3. Manipulating the functioning of WHO
The role of the World Health Organisation (WHO) under the leadership of its Director-General Tedros Adhanom Ghebreyesus has come under scanner over its handling(or mishandling, to be more precise) of the coronavirus outbreak. The first case of the novel virus was reportedly diagnosed in China in November itself though Beijing officially acknowledged it on December 31. The WHO, however, failed to ring the alarm bell on time.
Not only that, the WHO, allegedly under pressure from China, announced on January 14 that COVID-19 was not contagious implying there was no threat of human-to-human transmission of the virus. The WHO was proved wrong later on bringing disgrace to the standing and perceived domain expertise of the organisation. The false declaration by the WHO further aggravated the problem as people roamed in and out of Wuhan to different parts of the world believing there was no danger of human-to-human transmission of the virus.

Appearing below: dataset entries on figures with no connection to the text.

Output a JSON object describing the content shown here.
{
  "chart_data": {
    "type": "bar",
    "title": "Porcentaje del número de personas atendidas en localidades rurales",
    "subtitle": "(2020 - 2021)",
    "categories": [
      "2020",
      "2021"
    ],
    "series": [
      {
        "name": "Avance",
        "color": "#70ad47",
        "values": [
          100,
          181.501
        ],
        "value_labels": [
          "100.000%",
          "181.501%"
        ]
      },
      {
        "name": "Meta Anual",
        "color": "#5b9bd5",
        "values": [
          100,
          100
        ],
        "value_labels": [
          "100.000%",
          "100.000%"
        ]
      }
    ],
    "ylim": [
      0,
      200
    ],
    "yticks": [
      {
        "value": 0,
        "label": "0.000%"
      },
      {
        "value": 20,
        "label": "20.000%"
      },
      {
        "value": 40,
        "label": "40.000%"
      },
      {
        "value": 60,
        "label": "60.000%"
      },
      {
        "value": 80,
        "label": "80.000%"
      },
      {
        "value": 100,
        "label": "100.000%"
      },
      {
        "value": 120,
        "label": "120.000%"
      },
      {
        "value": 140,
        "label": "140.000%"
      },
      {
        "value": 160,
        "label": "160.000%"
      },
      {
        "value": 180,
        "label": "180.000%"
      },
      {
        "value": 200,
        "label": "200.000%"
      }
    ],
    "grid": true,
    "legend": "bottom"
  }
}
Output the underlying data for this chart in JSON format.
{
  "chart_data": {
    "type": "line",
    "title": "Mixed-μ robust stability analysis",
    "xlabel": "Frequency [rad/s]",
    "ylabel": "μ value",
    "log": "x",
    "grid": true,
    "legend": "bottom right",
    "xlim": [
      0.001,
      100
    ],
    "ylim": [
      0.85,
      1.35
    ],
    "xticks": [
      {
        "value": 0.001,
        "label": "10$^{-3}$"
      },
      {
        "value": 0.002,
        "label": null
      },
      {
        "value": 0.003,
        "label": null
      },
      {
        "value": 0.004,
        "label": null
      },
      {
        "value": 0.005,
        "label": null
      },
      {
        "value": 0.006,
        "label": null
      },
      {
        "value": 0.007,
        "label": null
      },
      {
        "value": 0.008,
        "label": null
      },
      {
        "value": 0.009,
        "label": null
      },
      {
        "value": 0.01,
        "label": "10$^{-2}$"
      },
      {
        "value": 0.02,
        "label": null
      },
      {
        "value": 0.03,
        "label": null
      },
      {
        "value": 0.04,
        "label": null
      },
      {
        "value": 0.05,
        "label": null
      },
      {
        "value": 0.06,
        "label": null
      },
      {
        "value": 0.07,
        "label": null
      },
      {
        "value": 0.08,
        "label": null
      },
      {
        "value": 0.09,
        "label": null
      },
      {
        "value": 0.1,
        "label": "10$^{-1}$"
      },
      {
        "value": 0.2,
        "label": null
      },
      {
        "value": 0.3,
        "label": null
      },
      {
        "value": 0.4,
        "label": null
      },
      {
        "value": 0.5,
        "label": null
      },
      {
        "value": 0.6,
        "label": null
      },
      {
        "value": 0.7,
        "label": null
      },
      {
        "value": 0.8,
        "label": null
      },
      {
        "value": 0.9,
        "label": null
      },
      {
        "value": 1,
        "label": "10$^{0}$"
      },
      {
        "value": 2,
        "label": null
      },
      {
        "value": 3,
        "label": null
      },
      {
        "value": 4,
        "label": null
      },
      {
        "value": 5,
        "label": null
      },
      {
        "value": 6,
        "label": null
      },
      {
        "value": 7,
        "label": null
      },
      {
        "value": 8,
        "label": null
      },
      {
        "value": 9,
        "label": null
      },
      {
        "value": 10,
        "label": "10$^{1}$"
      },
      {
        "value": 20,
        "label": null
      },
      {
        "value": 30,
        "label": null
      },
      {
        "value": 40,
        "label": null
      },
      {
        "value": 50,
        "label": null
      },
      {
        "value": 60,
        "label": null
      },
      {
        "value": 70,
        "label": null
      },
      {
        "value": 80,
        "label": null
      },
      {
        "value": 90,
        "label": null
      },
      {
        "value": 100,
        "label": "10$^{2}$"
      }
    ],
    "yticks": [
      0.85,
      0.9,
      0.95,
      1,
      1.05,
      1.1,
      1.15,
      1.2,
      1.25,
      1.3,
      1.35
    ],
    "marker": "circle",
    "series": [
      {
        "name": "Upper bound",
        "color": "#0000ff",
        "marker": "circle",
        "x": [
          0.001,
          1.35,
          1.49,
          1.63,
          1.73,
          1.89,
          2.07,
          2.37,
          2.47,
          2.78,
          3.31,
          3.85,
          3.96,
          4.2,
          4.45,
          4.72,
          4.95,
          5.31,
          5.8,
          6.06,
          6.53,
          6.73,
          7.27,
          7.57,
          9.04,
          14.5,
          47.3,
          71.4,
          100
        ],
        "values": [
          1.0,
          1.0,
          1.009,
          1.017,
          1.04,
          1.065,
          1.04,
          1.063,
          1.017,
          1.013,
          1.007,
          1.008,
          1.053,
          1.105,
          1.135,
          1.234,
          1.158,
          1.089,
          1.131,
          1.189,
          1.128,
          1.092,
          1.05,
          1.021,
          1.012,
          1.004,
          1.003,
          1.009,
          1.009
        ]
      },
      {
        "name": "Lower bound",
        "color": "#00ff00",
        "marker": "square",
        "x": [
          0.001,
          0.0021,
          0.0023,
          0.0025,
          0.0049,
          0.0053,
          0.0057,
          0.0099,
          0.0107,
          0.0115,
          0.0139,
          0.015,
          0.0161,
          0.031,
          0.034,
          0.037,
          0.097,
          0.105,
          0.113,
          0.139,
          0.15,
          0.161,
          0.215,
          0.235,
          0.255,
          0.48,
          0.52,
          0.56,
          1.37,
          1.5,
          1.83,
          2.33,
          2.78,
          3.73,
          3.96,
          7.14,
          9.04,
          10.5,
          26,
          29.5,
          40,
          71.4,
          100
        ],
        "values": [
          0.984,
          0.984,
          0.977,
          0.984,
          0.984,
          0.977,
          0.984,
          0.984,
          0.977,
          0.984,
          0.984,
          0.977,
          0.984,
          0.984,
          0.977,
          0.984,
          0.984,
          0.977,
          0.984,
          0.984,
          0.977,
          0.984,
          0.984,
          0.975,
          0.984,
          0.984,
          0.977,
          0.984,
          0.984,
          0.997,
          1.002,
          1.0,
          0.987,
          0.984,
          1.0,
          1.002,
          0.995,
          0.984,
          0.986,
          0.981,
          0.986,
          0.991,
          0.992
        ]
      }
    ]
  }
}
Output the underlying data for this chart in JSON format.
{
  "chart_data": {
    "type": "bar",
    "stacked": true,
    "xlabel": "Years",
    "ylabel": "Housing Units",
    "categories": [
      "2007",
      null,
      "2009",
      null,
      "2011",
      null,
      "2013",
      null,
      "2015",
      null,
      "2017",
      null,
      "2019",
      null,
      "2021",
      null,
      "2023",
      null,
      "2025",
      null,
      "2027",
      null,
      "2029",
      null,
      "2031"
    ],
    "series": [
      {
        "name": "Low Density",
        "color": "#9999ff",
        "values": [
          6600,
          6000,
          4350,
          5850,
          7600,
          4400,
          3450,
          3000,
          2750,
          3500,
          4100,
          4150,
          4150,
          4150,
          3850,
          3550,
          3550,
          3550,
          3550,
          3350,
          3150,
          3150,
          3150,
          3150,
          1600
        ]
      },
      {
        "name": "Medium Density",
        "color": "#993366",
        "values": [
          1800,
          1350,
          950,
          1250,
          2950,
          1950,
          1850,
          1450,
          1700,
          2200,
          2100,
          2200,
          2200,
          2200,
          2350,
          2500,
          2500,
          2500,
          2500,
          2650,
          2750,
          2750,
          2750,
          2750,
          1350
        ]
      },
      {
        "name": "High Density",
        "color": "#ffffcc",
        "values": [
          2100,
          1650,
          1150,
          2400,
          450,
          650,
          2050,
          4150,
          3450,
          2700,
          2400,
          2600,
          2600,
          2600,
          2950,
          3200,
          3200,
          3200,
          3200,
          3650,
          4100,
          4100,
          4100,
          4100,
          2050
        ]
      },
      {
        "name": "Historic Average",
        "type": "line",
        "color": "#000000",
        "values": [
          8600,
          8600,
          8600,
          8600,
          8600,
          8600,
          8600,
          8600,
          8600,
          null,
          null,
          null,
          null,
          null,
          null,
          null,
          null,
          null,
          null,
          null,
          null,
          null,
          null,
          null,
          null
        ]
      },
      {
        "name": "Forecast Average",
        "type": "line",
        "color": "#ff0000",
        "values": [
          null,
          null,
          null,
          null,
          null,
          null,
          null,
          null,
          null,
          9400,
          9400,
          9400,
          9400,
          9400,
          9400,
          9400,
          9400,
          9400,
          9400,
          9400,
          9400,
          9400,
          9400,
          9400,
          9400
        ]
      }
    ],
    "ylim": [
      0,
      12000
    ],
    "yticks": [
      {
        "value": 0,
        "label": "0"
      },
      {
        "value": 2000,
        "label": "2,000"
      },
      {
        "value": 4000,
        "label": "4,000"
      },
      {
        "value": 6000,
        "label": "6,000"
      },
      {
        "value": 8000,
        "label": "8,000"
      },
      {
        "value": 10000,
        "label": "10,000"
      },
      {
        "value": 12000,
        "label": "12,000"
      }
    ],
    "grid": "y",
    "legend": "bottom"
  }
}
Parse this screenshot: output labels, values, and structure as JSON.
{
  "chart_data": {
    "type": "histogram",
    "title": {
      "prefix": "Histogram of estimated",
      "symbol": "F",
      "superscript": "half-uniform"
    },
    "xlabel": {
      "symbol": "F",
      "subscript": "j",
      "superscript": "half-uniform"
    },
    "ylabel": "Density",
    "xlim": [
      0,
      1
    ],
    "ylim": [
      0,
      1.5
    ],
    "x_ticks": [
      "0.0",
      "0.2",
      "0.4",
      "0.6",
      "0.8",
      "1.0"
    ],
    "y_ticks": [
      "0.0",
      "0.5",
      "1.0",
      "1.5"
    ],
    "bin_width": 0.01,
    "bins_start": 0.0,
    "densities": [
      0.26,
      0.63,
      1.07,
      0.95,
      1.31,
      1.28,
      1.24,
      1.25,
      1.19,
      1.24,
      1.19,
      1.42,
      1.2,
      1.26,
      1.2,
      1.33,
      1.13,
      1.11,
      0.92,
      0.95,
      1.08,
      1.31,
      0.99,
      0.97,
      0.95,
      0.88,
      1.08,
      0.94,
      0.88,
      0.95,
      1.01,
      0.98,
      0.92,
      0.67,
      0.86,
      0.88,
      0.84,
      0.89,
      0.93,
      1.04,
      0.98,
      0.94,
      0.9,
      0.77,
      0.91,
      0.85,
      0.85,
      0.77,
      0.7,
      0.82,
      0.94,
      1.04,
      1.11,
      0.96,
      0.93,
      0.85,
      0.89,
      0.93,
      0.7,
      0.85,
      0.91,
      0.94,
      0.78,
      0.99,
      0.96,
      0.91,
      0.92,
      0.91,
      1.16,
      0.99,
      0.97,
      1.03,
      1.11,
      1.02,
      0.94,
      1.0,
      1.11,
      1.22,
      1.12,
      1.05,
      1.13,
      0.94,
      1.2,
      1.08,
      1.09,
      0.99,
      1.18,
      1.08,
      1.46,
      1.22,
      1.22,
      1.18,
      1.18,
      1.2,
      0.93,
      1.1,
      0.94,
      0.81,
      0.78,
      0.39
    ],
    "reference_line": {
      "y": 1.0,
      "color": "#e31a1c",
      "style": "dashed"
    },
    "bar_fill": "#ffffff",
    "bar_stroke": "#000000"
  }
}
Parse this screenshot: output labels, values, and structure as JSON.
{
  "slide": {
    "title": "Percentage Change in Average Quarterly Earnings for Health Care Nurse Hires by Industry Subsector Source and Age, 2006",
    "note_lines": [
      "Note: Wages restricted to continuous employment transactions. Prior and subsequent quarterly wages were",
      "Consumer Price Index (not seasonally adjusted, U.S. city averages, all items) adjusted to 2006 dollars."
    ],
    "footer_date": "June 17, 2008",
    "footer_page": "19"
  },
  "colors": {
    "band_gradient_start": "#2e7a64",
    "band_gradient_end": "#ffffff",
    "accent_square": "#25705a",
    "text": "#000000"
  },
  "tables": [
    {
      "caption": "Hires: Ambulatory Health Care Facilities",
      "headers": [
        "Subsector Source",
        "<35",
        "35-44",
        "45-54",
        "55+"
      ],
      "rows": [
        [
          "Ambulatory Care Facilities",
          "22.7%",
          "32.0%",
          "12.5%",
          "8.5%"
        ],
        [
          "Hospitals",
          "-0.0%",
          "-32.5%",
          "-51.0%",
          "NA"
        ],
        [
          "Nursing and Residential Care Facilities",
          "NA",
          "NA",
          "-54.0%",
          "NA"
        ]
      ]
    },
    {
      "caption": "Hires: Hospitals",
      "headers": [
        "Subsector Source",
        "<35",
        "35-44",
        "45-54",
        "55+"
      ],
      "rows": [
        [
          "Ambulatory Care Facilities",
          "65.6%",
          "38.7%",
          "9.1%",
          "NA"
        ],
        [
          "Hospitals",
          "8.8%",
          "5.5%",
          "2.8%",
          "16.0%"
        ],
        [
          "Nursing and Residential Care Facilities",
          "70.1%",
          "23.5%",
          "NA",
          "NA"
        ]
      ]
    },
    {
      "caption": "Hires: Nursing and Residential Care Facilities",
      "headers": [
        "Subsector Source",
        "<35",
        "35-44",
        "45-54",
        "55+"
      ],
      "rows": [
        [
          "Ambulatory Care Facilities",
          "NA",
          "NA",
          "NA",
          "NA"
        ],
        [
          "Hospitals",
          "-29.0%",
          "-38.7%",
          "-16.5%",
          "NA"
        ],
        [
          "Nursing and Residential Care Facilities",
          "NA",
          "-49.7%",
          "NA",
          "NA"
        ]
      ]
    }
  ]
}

The charges regarding China’s coercion get credence when one recalls how Tedros Adhanom Ghebreyesus was elected with Beijing’s backing. He had defeated US-backed Dr David Nabarro, who was the candidate of the UK. Though China’s backing to Tedros Adhanom Ghebreyesus during elections alone may not be reason enough to doubt the impartiality of the WHO DG, his laidback approach and failure to timely raise the red flag definitely warrants an independent investigation.
During the informal meeting of the UNSC on Thursday, the member states must seek answers to these questions from China so that all the loopholes are plugged timely and we are better prepared to face such health emergencies in future.
Technically, such informal meetings are not of any great significance especially when it involves a permanent member of the UNSC. However, if the UNSC prevails upon China to take corrective measures, it will be a deterrent for other nations in future that would make the world a safer place to live in.
Therefore, the time has come for the UNSC to remind China of its responsibilities as a permanent member of the world’s most powerful body. Beijing should be told in no uncertain terms that it can’t be allowed to put the human life in danger, third time in a row, on account of its erratic and whimsical decisions.